Even worse, what if the length-squared is not a rational number? What if gasp the Galois group of the length is not abelian over the rationals? Then you will be forced to define the field extensions yourself. And what if you need two different square roots? Then you will need to form the composite field of the two extensions. At this point, I am usually using a GAP package that calls out to another algebra system that handles more number theory.

A sample session

I'm not sure whether you mean orthogonal or unitary. Set g:=1 to use orthogonal and g:=-1 to use unitary. Set n:=6 to use 6x6 matrices. Set c:=4 to use CF(4) as the field.

Step 0, choose your constants:

g := -1;;
n := 6;;
c := 4;;

Step 1, generate some sample data:

fld := CF(c);;
s := RandomMat(n,n,fld); s:= (s-TransposedMat(GaloisCyc(s,g)))/2;;
o := (s^0+s)*(s^0-s)^(-1);;
d := DiagonalMat(RandomMat(1,n,fld)[1]);;
M := o*d*o^-1;;
IsDiagonalMat(d); # always true
IsDiagonalMat(o*TransposedMat(GaloisCyc(o,g))); # always true
IsOne(o*TransposedMat(GaloisCyc(o,g))); # always true

Step 2, recover an eigendecomposition

C := Eigenvectors(fld,M);;
D := C*M*C^(-1);;
IsDiagonalMat(D); # always true
IsDiagonalMat(C*TransposedMat(GaloisCyc(C,g))); # usually true
IsOne(C*TransposedMat(GaloisCyc(C,g))); # usually false, but that is ok?

Step 3, make C be orthogonal

If the eigenvalues are distinct, then the eigenvectors are uniquely determined up to a scalar multiple, so the only correction needed (and the only correction possible) is to rescale them. However, it is very inefficient to take exact square roots of arbitrary cyclotomic numbers. For example, in GAP it is about 32 times more expensive to divide by the norm of a vector $\vec v$ with $\vec v \cdot \vec v = 30$ than it is to divide by the norm of a vector with $\vec v \cdot \vec v$ a perfect (rational) square. However, it is very cheap to divide by $\vec v \cdot \vec v$, so usually instead of requiring $\vec v \cdot \vec v = 1$, we just update our formulas to divide by it as required.

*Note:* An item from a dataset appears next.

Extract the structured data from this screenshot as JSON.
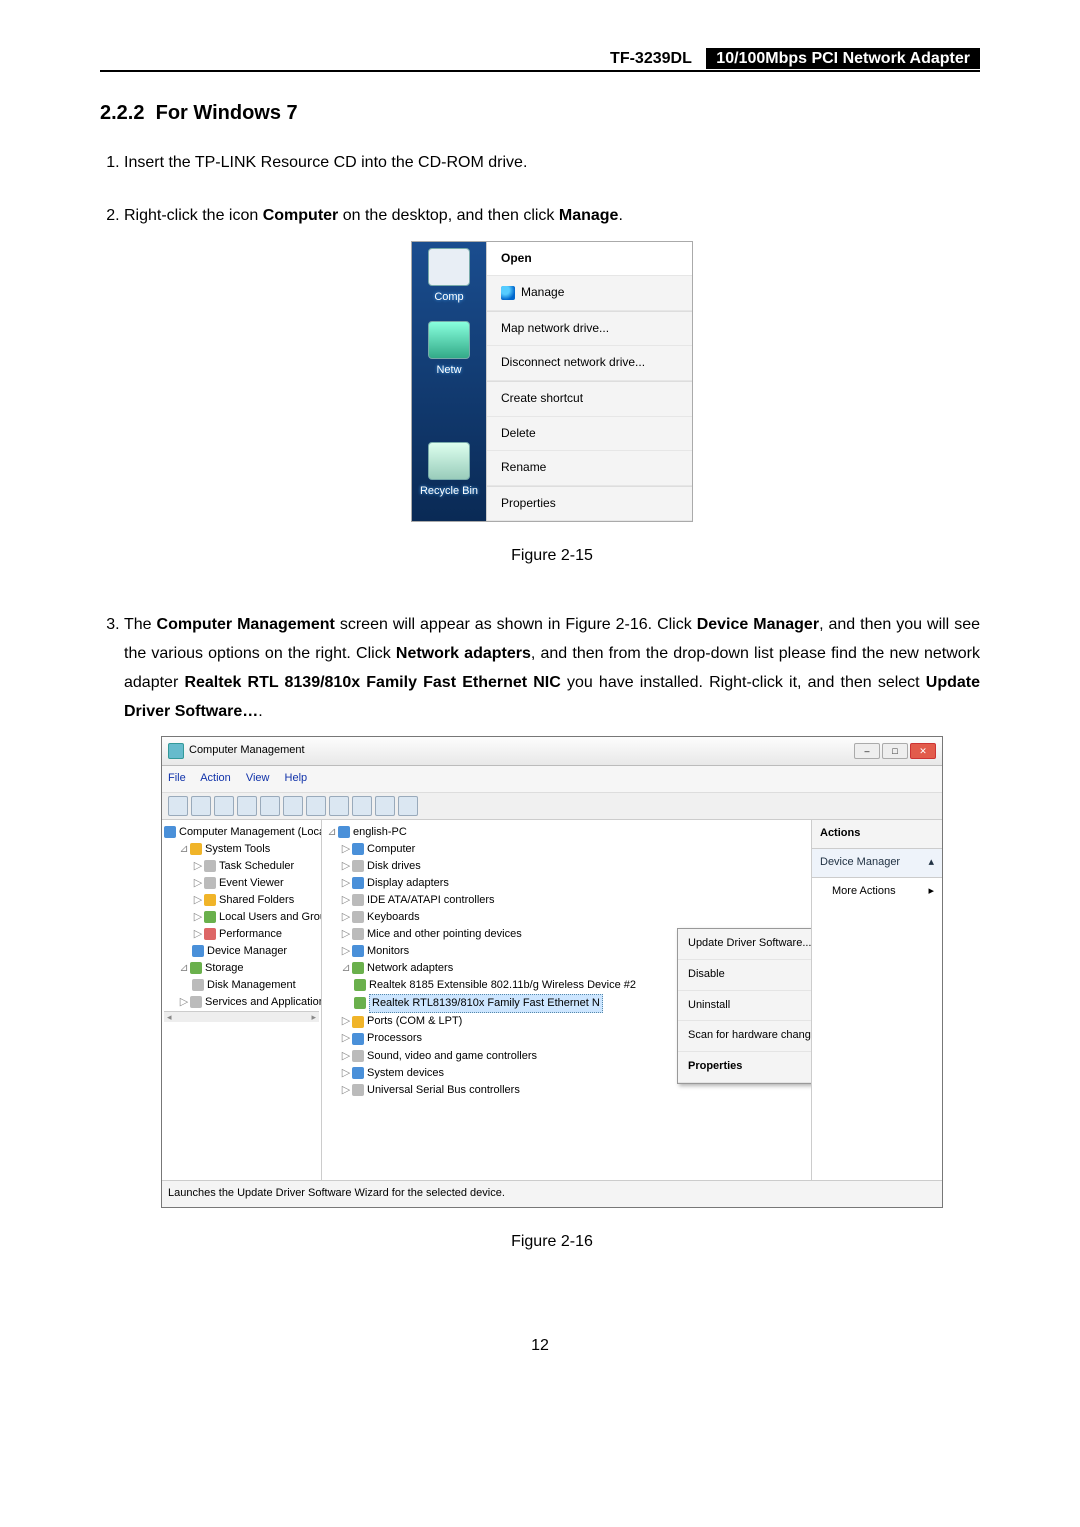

If the eigenvalues are not distinct, then you can apply a type of Gram-Schmidt orthogonalization just to the eigenvectors whose eigenvalues match. The only difference between the typical Gram-Schmidt is that you don't divide by the length. If you want the vectors to be "short" then you can use the built-in LLL, but if you only care about the rows being orthogonal, then you can just use the "root free" Gram-Schmidt.

Let me know if you want the code for Gram-Schmidt (zlattice.gi has it in a repeat loop, but it and my own version both assume you want a non-standard inner product, and so would need to be simplified for this answer).